Le gouvernement devrait également réfléchir à la manière dont il pourrait aboutir à des négociations avec Sahraoui à moyen ou long terme, même si celui-ci ne semble pas intéressé pour l’instant. Après tout, il a montré sa volonté d’engager des pourparlers avec le Niger en 2016-2017 et contrôle une structure de commandement unifiée qui servirait bien les efforts de stabilisation de la région si un accord pouvait être conclu. S’il refuse de s’asseoir à la table des négociations à court terme, Niamey pourra alors décider de concentrer ses efforts sur l’érosion de son soutien auprès des habitants de la zone frontalière.
Son objectif devrait être de persuader les chefs de communauté et les commandants de l’Etat islamique nigérien de revenir à l’Etat, selon les modalités indiquées ci-dessus – comme l’intégration des combattants dans les forces de sécurité et l’accession des chefs rebelles à des postes régionaux influents dans les institutions publiques. Si Sahraoui était affaibli au Niger, il pourrait se montrer plus réceptif aux négociations. Les chances de succès sont minces, mais, pour Niamey, l’approche est probablement moins risquée que d’investir uniquement la sphère militaire, alors que le recours à la force s’est avéré infructueux jusqu’à présent.

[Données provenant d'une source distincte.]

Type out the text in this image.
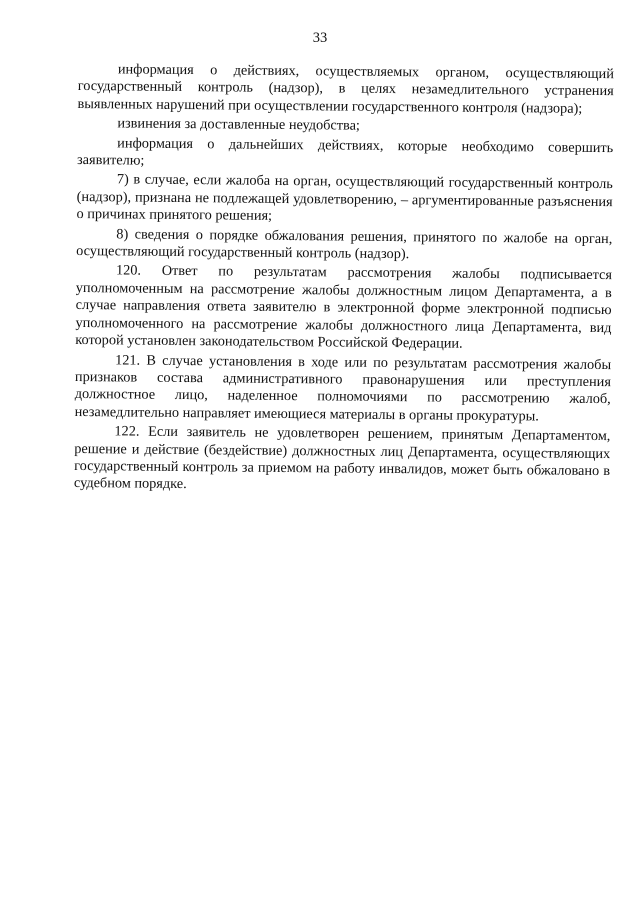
33

информация о действиях, осуществляемых органом, осуществляющий государственный контроль (надзор), в целях незамедлительного устранения выявленных нарушений при осуществлении государственного контроля (надзора);

извинения за доставленные неудобства;

информация о дальнейших действиях, которые необходимо совершить заявителю;

7) в случае, если жалоба на орган, осуществляющий государственный контроль (надзор), признана не подлежащей удовлетворению, – аргументированные разъяснения о причинах принятого решения;

8) сведения о порядке обжалования решения, принятого по жалобе на орган, осуществляющий государственный контроль (надзор).

120. Ответ по результатам рассмотрения жалобы подписывается уполномоченным на рассмотрение жалобы должностным лицом Департамента, а в случае направления ответа заявителю в электронной форме электронной подписью уполномоченного на рассмотрение жалобы должностного лица Департамента, вид которой установлен законодательством Российской Федерации.

121. В случае установления в ходе или по результатам рассмотрения жалобы признаков состава административного правонарушения или преступления должностное лицо, наделенное полномочиями по рассмотрению жалоб, незамедлительно направляет имеющиеся материалы в органы прокуратуры.

122. Если заявитель не удовлетворен решением, принятым Департаментом, решение и действие (бездействие) должностных лиц Департамента, осуществляющих государственный контроль за приемом на работу инвалидов, может быть обжаловано в судебном порядке.
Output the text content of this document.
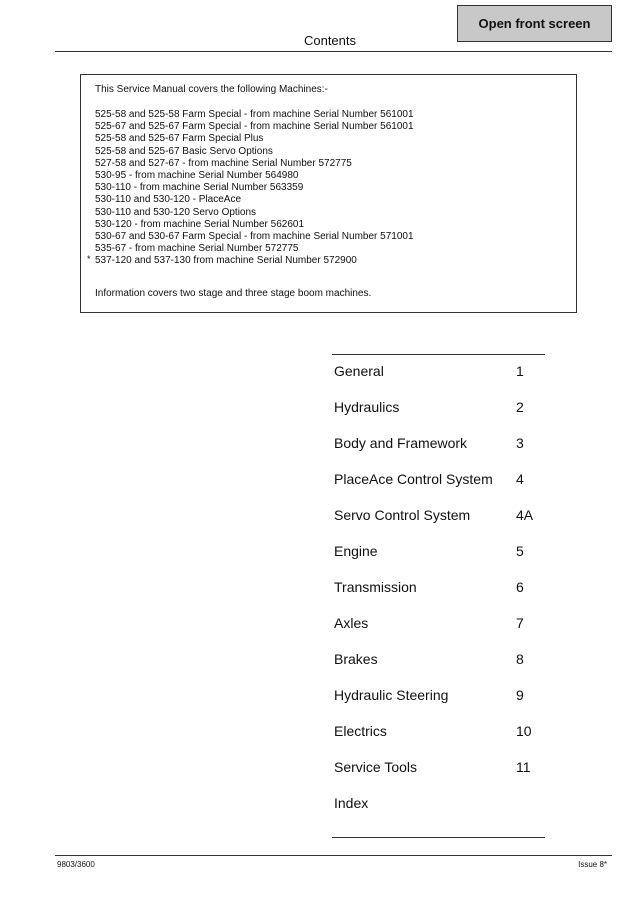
Open front screen
Contents
This Service Manual covers the following Machines:-
525-58 and 525-58 Farm Special - from machine Serial Number 561001
525-67 and 525-67 Farm Special - from machine Serial Number 561001
525-58 and 525-67 Farm Special Plus
525-58 and 525-67 Basic Servo Options
527-58 and 527-67 - from machine Serial Number 572775
530-95 - from machine Serial Number 564980
530-110 - from machine Serial Number 563359
530-110 and 530-120 - PlaceAce
530-110 and 530-120 Servo Options
530-120 - from machine Serial Number 562601
530-67 and 530-67 Farm Special - from machine Serial Number 571001
535-67 - from machine Serial Number 572775
* 537-120 and 537-130 from machine Serial Number 572900
Information covers two stage and three stage boom machines.
General	1
Hydraulics	2
Body and Framework	3
PlaceAce Control System 4
Servo Control System	4A
Engine	5
Transmission	6
Axles	7
Brakes	8
Hydraulic Steering	9
Electrics	10
Service Tools	11
Index
9803/3600	Issue 8*
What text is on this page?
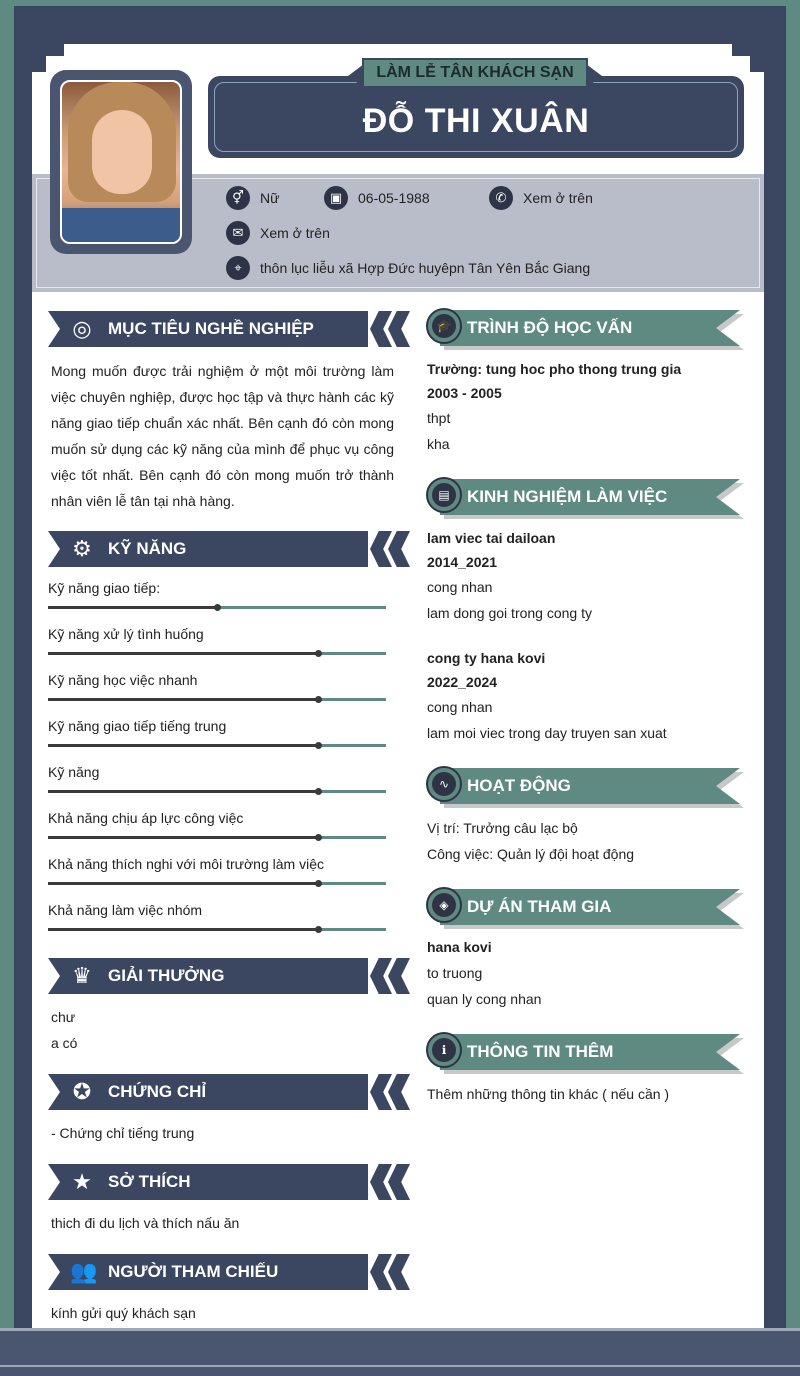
ĐỖ THI XUÂN
LÀM LỄ TÂN KHÁCH SẠN
⚥	Nữ	▣	06-05-1988	✆	Xem ở trên
✉	Xem ở trên
⌖	thôn lục liễu xã Hợp Đức huyêpn Tân Yên Bắc Giang
◎ MỤC TIÊU NGHỀ NGHIỆP
Mong muốn được trải nghiệm ở một môi trường làm việc chuyên nghiệp, được học tập và thực hành các kỹ năng giao tiếp chuẩn xác nhất. Bên cạnh đó còn mong muốn sử dụng các kỹ năng của mình để phục vụ công việc tốt nhất. Bên cạnh đó còn mong muốn trở thành nhân viên lễ tân tại nhà hàng.
⚙ KỸ NĂNG
Kỹ năng giao tiếp:
Kỹ năng xử lý tình huống
Kỹ năng học việc nhanh
Kỹ năng giao tiếp tiếng trung
Kỹ năng
Khả năng chịu áp lực công việc
Khả năng thích nghi với môi trường làm việc
Khả năng làm việc nhóm
♛ GIẢI THƯỞNG
chư
a có
✪ CHỨNG CHỈ
- Chứng chỉ tiếng trung
★ SỞ THÍCH
thich đi du lịch và thích nấu ăn
👥 NGƯỜI THAM CHIẾU
kính gửi quý khách sạn
🎓 TRÌNH ĐỘ HỌC VẤN
Trường: tung hoc pho thong trung gia
2003 - 2005
thpt
kha
▤	KINH NGHIỆM LÀM VIỆC
lam viec tai dailoan
2014_2021
cong nhan
lam dong goi trong cong ty
cong ty hana kovi
2022_2024
cong nhan
lam moi viec trong day truyen san xuat
∿	HOẠT ĐỘNG
Vị trí: Trưởng câu lạc bộ
Công việc: Quản lý đội hoạt động
◈	DỰ ÁN THAM GIA
hana kovi
to truong
quan ly cong nhan
ℹ	THÔNG TIN THÊM
Thêm những thông tin khác ( nếu cần )
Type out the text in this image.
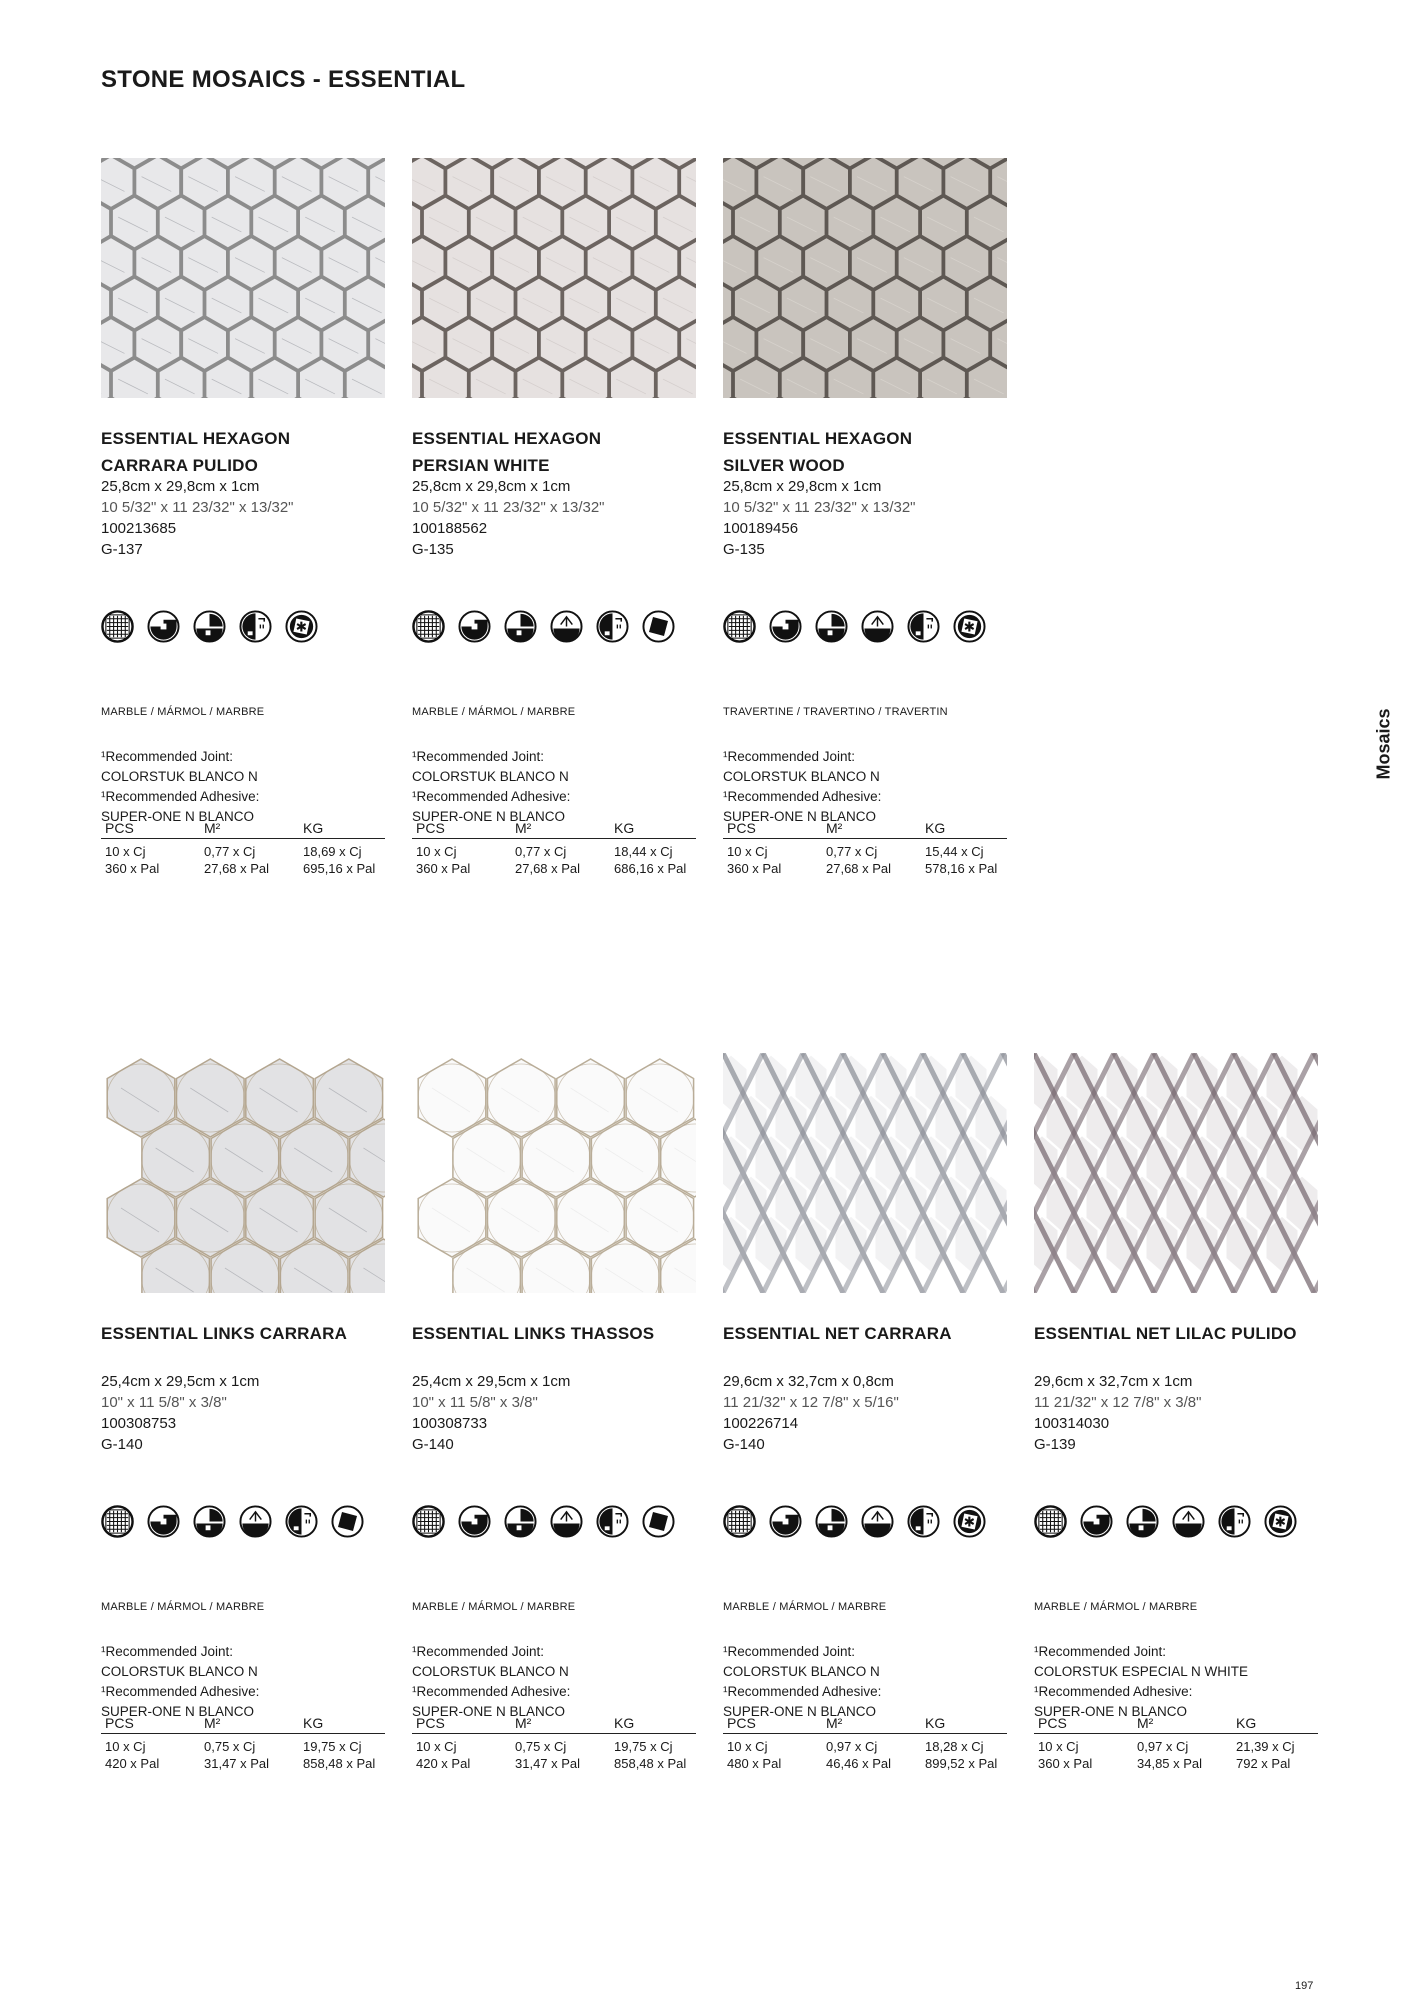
STONE MOSAICS - ESSENTIAL
Mosaics
197
ESSENTIAL HEXAGON
CARRARA PULIDO
25,8cm x 29,8cm x 1cm
10 5/32" x 11 23/32" x 13/32"
100213685
G-137
✱
MARBLE / MÁRMOL / MARBRE
¹Recommended Joint:
COLORSTUK BLANCO N
¹Recommended Adhesive:
SUPER-ONE N BLANCO
PCS	M²	KG
10 x Cj	0,77 x Cj	18,69 x Cj
360 x Pal	27,68 x Pal	695,16 x Pal
ESSENTIAL HEXAGON
PERSIAN WHITE
25,8cm x 29,8cm x 1cm
10 5/32" x 11 23/32" x 13/32"
100188562
G-135
MARBLE / MÁRMOL / MARBRE
¹Recommended Joint:
COLORSTUK BLANCO N
¹Recommended Adhesive:
SUPER-ONE N BLANCO
PCS	M²	KG
10 x Cj	0,77 x Cj	18,44 x Cj
360 x Pal	27,68 x Pal	686,16 x Pal
ESSENTIAL HEXAGON
SILVER WOOD
25,8cm x 29,8cm x 1cm
10 5/32" x 11 23/32" x 13/32"
100189456
G-135
✱
TRAVERTINE / TRAVERTINO / TRAVERTIN
¹Recommended Joint:
COLORSTUK BLANCO N
¹Recommended Adhesive:
SUPER-ONE N BLANCO
PCS	M²	KG
10 x Cj	0,77 x Cj	15,44 x Cj
360 x Pal	27,68 x Pal	578,16 x Pal
ESSENTIAL LINKS CARRARA
25,4cm x 29,5cm x 1cm
10" x 11 5/8" x 3/8"
100308753
G-140
MARBLE / MÁRMOL / MARBRE
¹Recommended Joint:
COLORSTUK BLANCO N
¹Recommended Adhesive:
SUPER-ONE N BLANCO
PCS	M²	KG
10 x Cj	0,75 x Cj	19,75 x Cj
420 x Pal	31,47 x Pal	858,48 x Pal
ESSENTIAL LINKS THASSOS
25,4cm x 29,5cm x 1cm
10" x 11 5/8" x 3/8"
100308733
G-140
MARBLE / MÁRMOL / MARBRE
¹Recommended Joint:
COLORSTUK BLANCO N
¹Recommended Adhesive:
SUPER-ONE N BLANCO
PCS	M²	KG
10 x Cj	0,75 x Cj	19,75 x Cj
420 x Pal	31,47 x Pal	858,48 x Pal
ESSENTIAL NET CARRARA
29,6cm x 32,7cm x 0,8cm
11 21/32" x 12 7/8" x 5/16"
100226714
G-140
✱
MARBLE / MÁRMOL / MARBRE
¹Recommended Joint:
COLORSTUK BLANCO N
¹Recommended Adhesive:
SUPER-ONE N BLANCO
PCS	M²	KG
10 x Cj	0,97 x Cj	18,28 x Cj
480 x Pal	46,46 x Pal	899,52 x Pal
ESSENTIAL NET LILAC PULIDO
29,6cm x 32,7cm x 1cm
11 21/32" x 12 7/8" x 3/8"
100314030
G-139
✱
MARBLE / MÁRMOL / MARBRE
¹Recommended Joint:
COLORSTUK ESPECIAL N WHITE
¹Recommended Adhesive:
SUPER-ONE N BLANCO
PCS	M²	KG
10 x Cj	0,97 x Cj	21,39 x Cj
360 x Pal	34,85 x Pal	792 x Pal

Ce combat est celui du Niger, et dans plusieurs décennies, c’est lui qui supportera les conséquences de ce qui se passe aujourd’hui
Néanmoins, si le Niger peut démontrer qu’il dispose d’un plan cohérent pour répondre aux doléances des communautés locales et établir un dialogue avec les commandants de l’Etat islamique accompagné d’un cessez-le-feu sur le terrain, il devrait demander à ses partenaires étrangers d’éviter de susciter des obstacles supplémentaires. La France devrait ainsi suspendre ses frappes aériennes pendant les périodes où le gouvernement nigérien se trouve en pleines négociations.
Elle ne devrait pas interférer dans les négociations sur la libération des prisonniers et devrait plutôt chercher des moyens de les soutenir si ces négociations pouvaient être utilisées pour persuader les commandants de l’Etat islamique de déposer les armes, ou au moins de cesser d’attaquer les forces de sécurité nigériennes. Pour leur part, les Etats-Unis pourraient discrètement retirer la récompense de cinq millions de dollars pour des informations sur la localisation de Sahraoui, afin d’encourager les médiateurs à reprendre contact avec lui.
Les Etats-Unis et la France, qui mènent chacun des campagnes antiterroristes dans la région, ont beaucoup investi dans ces combats. Ils ont tous deux perdu des soldats contre l’Etat islamique. Néanmoins, en fin de compte, ce combat est celui du Niger, et dans plusieurs décennies, c’est lui qui supportera les conséquences de ce qui se passe aujourd’hui.